Jewelry Appraisals & Jewelry Insurance
Andrew Robinson, owner of Robinson’s Jewelers, is a GIA Graduate Gemologist. He is an expert in both diamond grading and gemstone identification and grading. In addition, he has deep experience buying estates and pre-owned jewelry. As a result, he has his finger on the pulse of the jewelry market and is uniquely qualified to provide all types of valuations.
What is a Jewelry Appraisal?
A jewelry appraisal is a document that describes an item and assigns a value to it. The description will cover the physical, measurable facts about the item, which would include the type of jewelry, weight, size/length, carat weight, metal type and other materials, brand, etc. Appraisals also describe features such as diamond/gemstone quality and overall quality/type of manufacture.
Jewelry appraisals should not be confused with diamond or gemstone grading reports, although report data, when available, should be included in a jewelry appraisal.
Jewelry Appraisals & Insurance
Why do you need an appraisal? The most common type of appraisal that we prepare is to provide a replacement value for an insurance policy, which is usually the retail replacement value. Insurance carriers typically require a recent appraisal to insure jewelry with a replacement value over a certain amount.
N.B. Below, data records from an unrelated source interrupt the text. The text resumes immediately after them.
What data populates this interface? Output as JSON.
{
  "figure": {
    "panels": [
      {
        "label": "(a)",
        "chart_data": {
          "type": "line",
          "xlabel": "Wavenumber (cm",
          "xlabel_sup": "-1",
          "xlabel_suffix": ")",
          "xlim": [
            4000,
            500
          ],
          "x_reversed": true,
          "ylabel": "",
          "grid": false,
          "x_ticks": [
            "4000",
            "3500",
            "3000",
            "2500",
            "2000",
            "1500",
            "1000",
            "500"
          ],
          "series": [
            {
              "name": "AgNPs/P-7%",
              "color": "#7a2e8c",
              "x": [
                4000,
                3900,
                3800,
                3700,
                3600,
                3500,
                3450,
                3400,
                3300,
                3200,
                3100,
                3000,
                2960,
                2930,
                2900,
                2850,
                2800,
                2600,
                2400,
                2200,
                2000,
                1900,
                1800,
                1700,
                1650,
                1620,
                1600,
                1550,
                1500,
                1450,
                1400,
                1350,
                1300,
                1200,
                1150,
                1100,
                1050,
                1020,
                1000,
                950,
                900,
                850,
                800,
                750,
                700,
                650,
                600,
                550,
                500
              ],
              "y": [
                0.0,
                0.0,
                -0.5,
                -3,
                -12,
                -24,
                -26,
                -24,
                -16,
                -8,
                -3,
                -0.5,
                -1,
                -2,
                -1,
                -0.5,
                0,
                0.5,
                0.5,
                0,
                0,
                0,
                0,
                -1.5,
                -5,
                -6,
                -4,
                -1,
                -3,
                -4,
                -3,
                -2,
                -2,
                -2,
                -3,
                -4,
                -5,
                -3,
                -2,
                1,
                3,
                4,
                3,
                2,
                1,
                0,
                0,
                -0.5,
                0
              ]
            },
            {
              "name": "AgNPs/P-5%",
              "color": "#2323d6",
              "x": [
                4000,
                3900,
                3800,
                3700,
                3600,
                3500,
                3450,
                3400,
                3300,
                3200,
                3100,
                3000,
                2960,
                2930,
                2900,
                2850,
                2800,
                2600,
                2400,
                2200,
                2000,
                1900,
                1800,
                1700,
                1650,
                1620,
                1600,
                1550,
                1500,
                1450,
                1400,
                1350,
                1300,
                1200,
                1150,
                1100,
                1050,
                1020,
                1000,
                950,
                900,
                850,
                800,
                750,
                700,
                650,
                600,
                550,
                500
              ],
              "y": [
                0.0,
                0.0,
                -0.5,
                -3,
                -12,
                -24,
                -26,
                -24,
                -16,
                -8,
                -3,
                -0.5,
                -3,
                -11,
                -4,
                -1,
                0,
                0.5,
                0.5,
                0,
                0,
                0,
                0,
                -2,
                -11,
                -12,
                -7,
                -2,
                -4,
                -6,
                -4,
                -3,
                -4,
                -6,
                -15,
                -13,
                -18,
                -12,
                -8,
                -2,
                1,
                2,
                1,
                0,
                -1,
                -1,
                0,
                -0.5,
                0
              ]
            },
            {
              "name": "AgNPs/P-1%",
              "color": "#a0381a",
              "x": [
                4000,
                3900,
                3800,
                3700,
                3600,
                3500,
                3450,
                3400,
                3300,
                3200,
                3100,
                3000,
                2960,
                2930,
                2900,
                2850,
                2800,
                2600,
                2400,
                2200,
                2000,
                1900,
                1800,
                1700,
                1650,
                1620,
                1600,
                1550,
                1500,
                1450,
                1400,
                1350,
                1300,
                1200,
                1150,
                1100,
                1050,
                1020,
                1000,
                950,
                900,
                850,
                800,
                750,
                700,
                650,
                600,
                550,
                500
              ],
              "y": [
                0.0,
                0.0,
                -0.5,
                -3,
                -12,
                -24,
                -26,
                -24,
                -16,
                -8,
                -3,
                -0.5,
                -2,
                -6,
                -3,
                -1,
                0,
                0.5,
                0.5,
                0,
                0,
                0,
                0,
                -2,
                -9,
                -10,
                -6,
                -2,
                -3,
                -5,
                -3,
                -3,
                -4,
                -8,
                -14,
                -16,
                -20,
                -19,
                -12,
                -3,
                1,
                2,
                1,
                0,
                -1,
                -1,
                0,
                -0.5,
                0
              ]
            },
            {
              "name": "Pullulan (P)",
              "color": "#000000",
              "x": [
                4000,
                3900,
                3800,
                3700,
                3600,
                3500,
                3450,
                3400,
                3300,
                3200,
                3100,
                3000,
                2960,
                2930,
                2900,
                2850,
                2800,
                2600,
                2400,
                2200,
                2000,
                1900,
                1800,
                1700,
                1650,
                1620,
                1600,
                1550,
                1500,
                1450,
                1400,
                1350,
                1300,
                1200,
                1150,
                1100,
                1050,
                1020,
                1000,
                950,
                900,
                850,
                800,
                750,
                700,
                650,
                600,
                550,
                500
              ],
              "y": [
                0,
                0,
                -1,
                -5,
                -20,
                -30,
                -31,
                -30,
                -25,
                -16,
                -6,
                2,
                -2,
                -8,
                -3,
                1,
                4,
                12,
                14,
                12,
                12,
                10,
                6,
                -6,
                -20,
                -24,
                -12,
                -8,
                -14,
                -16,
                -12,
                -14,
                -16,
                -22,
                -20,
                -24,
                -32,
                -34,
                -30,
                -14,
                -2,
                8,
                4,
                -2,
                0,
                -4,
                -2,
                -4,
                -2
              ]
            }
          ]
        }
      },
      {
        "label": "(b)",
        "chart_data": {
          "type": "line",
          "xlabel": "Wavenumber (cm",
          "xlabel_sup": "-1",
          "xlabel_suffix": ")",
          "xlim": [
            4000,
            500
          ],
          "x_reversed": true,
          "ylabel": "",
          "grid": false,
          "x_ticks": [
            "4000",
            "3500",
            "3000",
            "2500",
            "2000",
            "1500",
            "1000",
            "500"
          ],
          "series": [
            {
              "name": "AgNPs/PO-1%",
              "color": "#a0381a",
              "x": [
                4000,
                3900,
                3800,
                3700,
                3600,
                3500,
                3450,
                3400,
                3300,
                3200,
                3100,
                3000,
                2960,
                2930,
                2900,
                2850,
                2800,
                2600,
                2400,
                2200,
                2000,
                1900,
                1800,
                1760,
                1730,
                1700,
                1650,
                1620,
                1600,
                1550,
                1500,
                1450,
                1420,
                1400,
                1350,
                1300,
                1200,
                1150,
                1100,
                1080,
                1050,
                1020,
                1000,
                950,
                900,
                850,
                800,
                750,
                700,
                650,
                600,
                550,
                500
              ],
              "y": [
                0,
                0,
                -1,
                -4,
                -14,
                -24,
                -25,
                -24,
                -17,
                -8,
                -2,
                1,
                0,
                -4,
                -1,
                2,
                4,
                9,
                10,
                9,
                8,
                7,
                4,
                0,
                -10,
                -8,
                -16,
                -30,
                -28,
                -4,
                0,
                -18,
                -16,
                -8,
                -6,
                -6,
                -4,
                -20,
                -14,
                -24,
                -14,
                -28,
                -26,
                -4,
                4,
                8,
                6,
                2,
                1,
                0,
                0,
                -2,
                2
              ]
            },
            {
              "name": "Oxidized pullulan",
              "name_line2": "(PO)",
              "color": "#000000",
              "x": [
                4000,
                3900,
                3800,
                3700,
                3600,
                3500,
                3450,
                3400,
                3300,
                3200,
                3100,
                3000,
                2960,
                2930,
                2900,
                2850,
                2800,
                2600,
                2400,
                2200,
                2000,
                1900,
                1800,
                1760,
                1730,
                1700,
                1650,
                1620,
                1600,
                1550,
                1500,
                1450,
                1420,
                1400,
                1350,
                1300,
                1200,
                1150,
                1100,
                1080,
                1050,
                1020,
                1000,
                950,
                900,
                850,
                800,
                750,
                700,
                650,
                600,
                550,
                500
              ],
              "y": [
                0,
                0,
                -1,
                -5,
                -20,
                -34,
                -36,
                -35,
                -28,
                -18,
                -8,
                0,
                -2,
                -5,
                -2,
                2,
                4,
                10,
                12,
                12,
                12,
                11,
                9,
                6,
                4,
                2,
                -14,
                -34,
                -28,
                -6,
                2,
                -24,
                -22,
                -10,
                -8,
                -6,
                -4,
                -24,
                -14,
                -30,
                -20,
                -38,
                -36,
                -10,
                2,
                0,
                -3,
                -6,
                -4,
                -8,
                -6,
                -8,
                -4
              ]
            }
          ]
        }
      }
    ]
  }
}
Some insurance policies provide a like-for-like replacement of the lost or stolen jewelry, while other policies pay the policyholder the retail replacement value, up to the insured amount. Whichever type of policy you hold, the point is to either return a comparable jewelry piece to you or return the value to you.
Insuring your jewelry gives you peace of mind, and it usually doesn’t cost that much! Rental and homeowners’ insurance carriers have jewelry riders available. There are also jewelry-specific carriers like Jewelers Mutual. With a professional appraisal in hand, it is easy to compare the various carriers.
Other Types of Appraisals
Fair market value appraisals
Fair market value appraisals reflect an item’s value in its current (used) condition. These types of appraisals are most appropriate for charitable donations and estate appraisals. Typically, values will be lower than retail replacement values because replacement values often reflect the cost to replace a used item with a new equivalent. Fair market value appraisals can also exceed the retail replacement value if the item is highly collectible or rare. An example would be a Rolex Submariner “Hulk” watch. This watch model is no longer available new from Rolex. It is only sold on the secondary market, and its fair market value far exceeds the original retail value.
Liquidation Value Appraisals
Liquidation value appraisals reflect immediate, wholesale value. These appraisals are used commonly for divorce settlements, bankruptcy, probate, and some types of estate liquidations.
Will I need to leave my jewelry with you to have it appraised?
In most cases, no! We typically take all measurements, tests, and photos while you wait, so you can take your item with you. Our normal turnaround for a completed appraisal is one to two days. More complex pieces could take a bit longer.
What should I bring to my appraisal appointment?
Please bring all of these if available: Gemstone/diamond grading reports (like GIA, EGL, etc.), original purchase receipt, certificates of authentication.
I don’t have my jewelry item with me, but I have all the paperwork. Can you give me an updated appraisal?
Unfortunately, no. We must see the item in person to provide a written appraisal.